Liebe Frau Heinisch, Sie haben mir in allen Punkten treffend von der Seele geschrieben, dafür vielen Dank. Und mein Wunsch, dass Ihre Worte Zugang zu den richtigen Gehörgängen finden. Nein, nicht in Gottes, denn so, wie es um seine Diener auf Erden steht, scheint auch dieser Weg verschlossen. Nochmals danke.
Das ist zwar umstaendehalber nicht vollständig „erzählt“, enthält aber Wesentliches und ist zutreffend. Allerdings waere es mit Blick unter anderer auf die Demokratie und das sehr wichtige Kriterium der Abwahl bzw des Ersatzes qua Opposition nicht ganz verkehrt, wenn auch Achgut der einzigen Opposition Gehoer verschaffen wuerde. Das muss nicht ueber Parteifunktionaere erfolgen, die im BT durchaus gute Reden halten. Es gibt durchaus interessante Intellektuelle, bei denen vielleicht einige Leser und Hoerer staunen wuerden, wenn sie die Leute, gemeinhin als Schwefelbuben gekennzeichnet, und ihre politischen Vorstellungen, die haben sie tatsaechlich im Unterschied zu den Kartellianern, mal orginal erleben duerften.
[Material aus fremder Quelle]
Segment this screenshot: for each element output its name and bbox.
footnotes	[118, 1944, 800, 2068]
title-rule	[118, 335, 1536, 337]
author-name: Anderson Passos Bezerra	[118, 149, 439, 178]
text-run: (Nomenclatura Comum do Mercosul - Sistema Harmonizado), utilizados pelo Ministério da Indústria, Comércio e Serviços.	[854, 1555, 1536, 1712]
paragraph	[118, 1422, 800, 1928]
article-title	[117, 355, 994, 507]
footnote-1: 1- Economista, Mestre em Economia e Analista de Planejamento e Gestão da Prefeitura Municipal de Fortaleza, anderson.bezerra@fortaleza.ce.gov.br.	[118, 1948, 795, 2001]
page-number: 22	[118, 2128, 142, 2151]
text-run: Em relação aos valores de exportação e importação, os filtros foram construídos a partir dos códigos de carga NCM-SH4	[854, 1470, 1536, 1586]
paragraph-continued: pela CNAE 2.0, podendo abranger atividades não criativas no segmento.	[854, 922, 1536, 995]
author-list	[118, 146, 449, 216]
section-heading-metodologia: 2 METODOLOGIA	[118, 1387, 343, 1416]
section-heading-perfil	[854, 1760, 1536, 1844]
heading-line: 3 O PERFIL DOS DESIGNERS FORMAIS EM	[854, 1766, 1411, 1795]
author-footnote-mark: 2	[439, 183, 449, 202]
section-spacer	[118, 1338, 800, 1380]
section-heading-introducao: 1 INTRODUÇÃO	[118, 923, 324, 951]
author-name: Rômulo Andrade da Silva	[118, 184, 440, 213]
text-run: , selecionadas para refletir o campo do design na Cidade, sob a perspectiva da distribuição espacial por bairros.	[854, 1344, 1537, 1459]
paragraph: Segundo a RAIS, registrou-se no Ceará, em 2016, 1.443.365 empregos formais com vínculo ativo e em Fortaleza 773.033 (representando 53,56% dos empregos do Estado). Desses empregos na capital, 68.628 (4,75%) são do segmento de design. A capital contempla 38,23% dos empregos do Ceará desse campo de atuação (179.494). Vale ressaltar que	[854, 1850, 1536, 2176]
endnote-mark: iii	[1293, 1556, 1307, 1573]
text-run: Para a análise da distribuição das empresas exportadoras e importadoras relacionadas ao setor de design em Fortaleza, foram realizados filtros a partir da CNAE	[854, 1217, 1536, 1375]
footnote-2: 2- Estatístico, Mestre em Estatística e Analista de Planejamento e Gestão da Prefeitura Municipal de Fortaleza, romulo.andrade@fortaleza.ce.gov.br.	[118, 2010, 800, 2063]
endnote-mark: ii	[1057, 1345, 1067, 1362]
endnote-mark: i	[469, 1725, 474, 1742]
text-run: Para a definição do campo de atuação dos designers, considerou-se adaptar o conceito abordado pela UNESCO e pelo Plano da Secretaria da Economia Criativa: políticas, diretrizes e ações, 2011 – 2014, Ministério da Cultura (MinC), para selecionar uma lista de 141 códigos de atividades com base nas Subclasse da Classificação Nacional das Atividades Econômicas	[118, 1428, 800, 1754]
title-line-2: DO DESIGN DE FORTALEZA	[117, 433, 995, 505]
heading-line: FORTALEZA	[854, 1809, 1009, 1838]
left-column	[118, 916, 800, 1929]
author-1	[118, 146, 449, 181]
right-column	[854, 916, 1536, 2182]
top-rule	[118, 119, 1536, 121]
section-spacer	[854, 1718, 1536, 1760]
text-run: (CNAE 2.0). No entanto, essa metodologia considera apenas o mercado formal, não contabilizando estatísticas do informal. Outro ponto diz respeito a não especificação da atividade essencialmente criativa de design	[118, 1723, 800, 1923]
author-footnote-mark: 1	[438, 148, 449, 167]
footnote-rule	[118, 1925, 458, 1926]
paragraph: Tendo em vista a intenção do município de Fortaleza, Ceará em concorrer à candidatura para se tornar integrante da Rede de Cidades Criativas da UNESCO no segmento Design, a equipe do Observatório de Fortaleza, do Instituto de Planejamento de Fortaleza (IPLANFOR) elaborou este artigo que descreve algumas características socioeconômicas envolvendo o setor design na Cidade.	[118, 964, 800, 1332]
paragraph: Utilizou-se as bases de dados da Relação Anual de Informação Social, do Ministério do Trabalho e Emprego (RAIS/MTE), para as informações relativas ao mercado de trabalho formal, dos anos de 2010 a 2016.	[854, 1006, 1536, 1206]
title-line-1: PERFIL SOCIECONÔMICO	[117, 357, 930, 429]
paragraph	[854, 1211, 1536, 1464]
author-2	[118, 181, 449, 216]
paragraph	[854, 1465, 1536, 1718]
Unter anderem interessant ist genau das, was die Autorin hier behandelt, naemlich die Definition von Begriffen, auch solchen wie konservativ, liberal, Nation, Volk und „rechts“. Man kann immer noch was lernen. Und noch besser waere es, wenn ein offenkundiger Systemling wie Herr Hoecker unwidersprochen und extrem dünn vom angeblich funktionierenden Rechtsstaat faseln darf, obwohl wir taeglich mit dem Gegenteil konfrontiert werden. Die Autorin hat mit Art 16 II GG und seiner „Anwendung“ ein nicht unwichtiges Beispiel dazu genannt. Wer hier wie Herr H. von Einzelfällen fabuliert, hat das Problem nicht verstanden oder er gehoert dazu. Derartige „Gespraeche“ kann man Lanz, Illner, Will, Maischberger und Co ueberlassen. Fuer Juristen aus Bayern, vor Bologna, sind sie besonders unerträglich.